Could it be that we have parts of our body that we have not fully claimed or loved? And if so, how does this affect us either consciously or subconsciously? This was something I clearly felt during my routine one morning regarding one of my fingers, whilst feeling what rings to wear and what fingers to put them on: that on some level, energetically, I felt a finger was not mine! Confused? I will explain.
I love wearing rings on my fingers, but it was only the other day that something was revealed to me that I was not fully conscious of.
While putting my rings on in the morning before leaving the house, I had a feeling to put one on a finger I never have rings on, but hesitated and felt I couldn’t. The finger I am talking about is the finger a woman puts a ring on either when engaged or married: on the left hand next to the little finger.
I remember years ago when growing up being told never to put a ring on that finger because that was only for when I was married. I took this belief on and did not question it, although in my teens I remembered rebelling and putting a ring on it a few times, but even when doing this it was not out of love for myself and my body or about my claiming a part of my body, it was about rebelling against what someone had told me not to do, with an undertone of feeling that I had done something naughty … even though it was my finger and my body!!
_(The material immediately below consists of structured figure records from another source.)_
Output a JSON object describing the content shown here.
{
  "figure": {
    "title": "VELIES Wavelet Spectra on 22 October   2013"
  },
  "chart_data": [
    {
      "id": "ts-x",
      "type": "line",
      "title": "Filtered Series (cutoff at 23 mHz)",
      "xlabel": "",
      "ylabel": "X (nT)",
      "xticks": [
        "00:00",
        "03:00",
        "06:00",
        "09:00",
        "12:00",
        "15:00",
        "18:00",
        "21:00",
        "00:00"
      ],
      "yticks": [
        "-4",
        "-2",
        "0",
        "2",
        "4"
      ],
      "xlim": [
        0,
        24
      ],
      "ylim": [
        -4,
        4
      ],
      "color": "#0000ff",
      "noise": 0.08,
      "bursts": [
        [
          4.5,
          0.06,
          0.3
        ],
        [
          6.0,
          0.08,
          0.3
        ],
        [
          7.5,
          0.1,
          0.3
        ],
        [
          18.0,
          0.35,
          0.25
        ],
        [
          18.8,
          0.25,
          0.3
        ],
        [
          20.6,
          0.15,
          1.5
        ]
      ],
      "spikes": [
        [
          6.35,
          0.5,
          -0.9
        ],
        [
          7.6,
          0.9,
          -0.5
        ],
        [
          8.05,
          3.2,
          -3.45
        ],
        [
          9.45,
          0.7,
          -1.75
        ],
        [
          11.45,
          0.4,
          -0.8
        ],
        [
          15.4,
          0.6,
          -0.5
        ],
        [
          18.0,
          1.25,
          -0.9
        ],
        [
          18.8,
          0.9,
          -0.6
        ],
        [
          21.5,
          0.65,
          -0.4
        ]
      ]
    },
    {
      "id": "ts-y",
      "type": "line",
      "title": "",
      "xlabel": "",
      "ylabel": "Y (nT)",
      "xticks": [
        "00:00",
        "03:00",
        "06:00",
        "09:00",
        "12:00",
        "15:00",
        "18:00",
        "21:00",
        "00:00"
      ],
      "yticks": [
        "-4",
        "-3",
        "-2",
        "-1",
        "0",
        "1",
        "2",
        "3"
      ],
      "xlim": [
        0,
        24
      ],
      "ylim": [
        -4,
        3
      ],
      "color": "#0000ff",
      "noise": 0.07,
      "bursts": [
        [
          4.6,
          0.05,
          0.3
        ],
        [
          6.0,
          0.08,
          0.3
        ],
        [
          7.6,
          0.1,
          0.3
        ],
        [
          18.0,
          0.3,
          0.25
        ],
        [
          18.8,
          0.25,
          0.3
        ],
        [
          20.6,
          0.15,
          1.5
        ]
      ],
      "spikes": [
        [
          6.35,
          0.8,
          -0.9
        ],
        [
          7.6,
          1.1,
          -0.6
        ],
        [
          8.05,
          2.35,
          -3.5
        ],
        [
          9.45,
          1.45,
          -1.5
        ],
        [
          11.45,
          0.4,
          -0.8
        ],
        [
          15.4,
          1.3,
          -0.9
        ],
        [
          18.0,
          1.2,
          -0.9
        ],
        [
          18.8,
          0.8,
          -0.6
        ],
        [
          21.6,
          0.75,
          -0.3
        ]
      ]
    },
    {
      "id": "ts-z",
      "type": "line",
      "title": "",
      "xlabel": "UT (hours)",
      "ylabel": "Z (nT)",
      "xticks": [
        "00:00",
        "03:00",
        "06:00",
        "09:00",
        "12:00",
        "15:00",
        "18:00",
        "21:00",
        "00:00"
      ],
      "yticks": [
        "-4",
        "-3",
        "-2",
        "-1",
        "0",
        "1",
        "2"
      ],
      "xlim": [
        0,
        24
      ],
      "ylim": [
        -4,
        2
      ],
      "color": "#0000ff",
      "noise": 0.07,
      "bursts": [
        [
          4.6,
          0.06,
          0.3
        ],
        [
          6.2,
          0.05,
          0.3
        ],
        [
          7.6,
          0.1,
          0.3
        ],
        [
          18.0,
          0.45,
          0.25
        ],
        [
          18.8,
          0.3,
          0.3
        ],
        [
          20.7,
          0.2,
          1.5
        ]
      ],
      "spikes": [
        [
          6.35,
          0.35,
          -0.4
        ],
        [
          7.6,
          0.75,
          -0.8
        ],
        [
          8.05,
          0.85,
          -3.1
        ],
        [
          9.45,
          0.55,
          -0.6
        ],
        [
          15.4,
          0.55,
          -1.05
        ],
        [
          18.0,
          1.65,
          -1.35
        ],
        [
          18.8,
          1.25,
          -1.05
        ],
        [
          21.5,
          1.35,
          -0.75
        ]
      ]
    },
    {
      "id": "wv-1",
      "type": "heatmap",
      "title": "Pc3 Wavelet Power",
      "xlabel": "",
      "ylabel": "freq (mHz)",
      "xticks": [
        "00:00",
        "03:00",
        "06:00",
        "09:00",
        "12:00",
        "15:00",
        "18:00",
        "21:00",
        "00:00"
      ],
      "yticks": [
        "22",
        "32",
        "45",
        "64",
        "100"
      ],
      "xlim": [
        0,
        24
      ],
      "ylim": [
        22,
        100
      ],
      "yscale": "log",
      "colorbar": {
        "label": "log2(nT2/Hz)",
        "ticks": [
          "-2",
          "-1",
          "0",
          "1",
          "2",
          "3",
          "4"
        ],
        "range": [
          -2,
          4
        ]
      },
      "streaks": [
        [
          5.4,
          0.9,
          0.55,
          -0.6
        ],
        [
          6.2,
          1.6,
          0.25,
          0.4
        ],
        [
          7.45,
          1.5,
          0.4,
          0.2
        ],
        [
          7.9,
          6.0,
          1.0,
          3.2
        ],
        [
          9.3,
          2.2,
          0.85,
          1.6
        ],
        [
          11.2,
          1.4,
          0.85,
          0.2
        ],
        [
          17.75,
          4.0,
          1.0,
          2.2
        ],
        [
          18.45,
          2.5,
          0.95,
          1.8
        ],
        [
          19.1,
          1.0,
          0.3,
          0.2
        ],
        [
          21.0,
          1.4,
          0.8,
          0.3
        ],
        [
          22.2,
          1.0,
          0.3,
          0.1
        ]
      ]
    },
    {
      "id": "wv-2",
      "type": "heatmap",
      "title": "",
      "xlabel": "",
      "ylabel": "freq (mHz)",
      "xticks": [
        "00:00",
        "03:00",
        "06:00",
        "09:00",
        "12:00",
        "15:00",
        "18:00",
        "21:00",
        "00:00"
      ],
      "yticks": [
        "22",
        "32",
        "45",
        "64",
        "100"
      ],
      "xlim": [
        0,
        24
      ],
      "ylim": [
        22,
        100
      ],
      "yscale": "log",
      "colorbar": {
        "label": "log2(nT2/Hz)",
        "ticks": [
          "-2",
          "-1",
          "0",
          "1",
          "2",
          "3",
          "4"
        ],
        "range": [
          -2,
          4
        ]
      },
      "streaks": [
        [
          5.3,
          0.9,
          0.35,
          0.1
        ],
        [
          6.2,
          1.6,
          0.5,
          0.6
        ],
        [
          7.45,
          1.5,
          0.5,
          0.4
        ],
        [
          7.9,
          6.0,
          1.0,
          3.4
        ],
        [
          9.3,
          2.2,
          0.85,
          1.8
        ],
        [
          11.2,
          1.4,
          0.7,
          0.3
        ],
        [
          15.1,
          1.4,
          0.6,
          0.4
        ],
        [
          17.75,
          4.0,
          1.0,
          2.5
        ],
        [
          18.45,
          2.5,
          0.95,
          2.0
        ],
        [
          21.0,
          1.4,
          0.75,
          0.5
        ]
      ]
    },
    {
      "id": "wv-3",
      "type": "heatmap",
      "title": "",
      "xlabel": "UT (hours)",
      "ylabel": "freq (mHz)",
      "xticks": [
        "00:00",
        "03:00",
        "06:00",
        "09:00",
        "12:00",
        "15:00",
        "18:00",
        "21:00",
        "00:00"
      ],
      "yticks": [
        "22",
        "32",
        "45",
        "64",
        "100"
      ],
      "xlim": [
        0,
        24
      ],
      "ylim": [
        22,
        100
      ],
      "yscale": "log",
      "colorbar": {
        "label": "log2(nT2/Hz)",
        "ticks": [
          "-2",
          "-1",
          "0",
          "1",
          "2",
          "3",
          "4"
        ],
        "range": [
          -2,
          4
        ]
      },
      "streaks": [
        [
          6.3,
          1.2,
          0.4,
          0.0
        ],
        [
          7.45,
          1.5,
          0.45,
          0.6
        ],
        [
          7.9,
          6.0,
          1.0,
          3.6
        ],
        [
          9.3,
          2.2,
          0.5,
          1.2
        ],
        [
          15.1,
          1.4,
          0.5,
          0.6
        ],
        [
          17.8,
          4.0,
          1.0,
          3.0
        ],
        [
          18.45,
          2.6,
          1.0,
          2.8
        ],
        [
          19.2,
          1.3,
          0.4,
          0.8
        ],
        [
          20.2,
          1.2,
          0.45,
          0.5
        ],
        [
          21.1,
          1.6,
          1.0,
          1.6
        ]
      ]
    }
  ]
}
On this particular morning though, I could feel that no matter how small it was, on some level I had carried this belief right up until now; it wasn’t even to do with putting a ring on my finger, it was bigger than that. It was the fact that on some level one of my fingers felt that it didn’t belong to me, that I could not claim it and it was there for someone else to claim, and this shocked me. It made me wonder what other parts of my body did I not feel belonged to me as being fully claimed and loved. What other comments had I taken on throughout my life on some level, even subliminally, which still to this day affect my relationship with myself, myself as a woman, and my body?!
I could also feel the insidiousness of the belief I had carried since being young that until I met someone, got married and had a ring on that finger, I was not complete! This also made me wonder how many other woman (or men) around the world feel parts of their body do not completely belong to them or that they have truly and fully claimed with love.
How many of us do not like a certain body part – a bottom, knees, elbows etc – and that in doing this, whether subconsciously or consciously, we are dismissing or disowning a part of ourselves? Is it not time we not only honoured, claimed and loved every single inch of our bodies, but also gave all young women and young men the space do to this for themselves as well?